3.3 Application Mode

  • Execute the following command to submit a job

    flink run-application -t yarn-application /home/hadoop/flink/examples/streaming/TopSpeedWindowing.jar
    

    After successful submission, the Yarn ApplicationId corresponding to the job will be returned (used in subsequent steps), as shown in the red field below:

4. Job Operations

4.1 View Jobs

  • Visit Yarn WebUI, for accessing methods refer to UHadoop Service WebUI Access Guide, select the corresponding task, and click the task ID.

  • After entering the new page, click the Tracking URL link:

  • Enter the Flink page to view job-related information.

Note: For completed jobs, logs need to be viewed separately, as follows:

  • Visit Yarn WebUI, for accessing methods refer to UHadoop Service WebUI Access Guide, select the corresponding task, and click the task ID.

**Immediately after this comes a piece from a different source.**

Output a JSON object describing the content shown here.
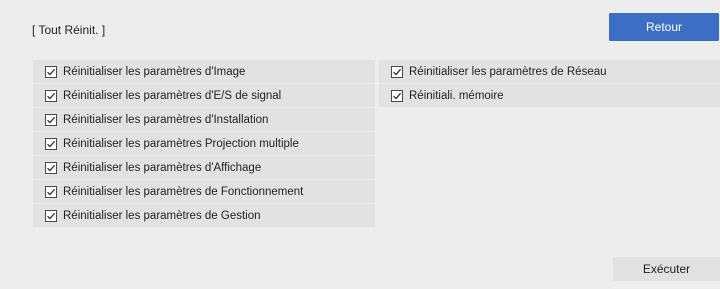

    You can view the job’s logs, as follows:

4.2 Stop Jobs

You can execute the following command to stop jobs:

flink cancel -t yarn-application -Dyarn.application.id=<applicationId> <jobId>

4.3 Specify Job Configuration

You can specify job configurations in the following ways:

  • Specify in the code: You can directly specify the configuration in the code, referred as below:

    // instantiate table environment
    Configuration configuration = new Configuration();
    // set low-level key-value options
    configuration.setString("table.exec.mini-batch.enabled", "true");
    configuration.setString("table.exec.mini-batch.allow-latency", "5 s");
    configuration.setString("table.exec.mini-batch.size", "5000");
    
    ...
    

    For more details, refer to Flink Configuration.

  • Set in the job submission command, you can specify the configuration item through -D, as follows:

    flink run-application -t yarn-application -D classloader.check-leaked-classloader=false
    
  • Modify the Flink configuration file /home/hadoop/flink/conf/flink-conf.yaml, modify or add configuration items.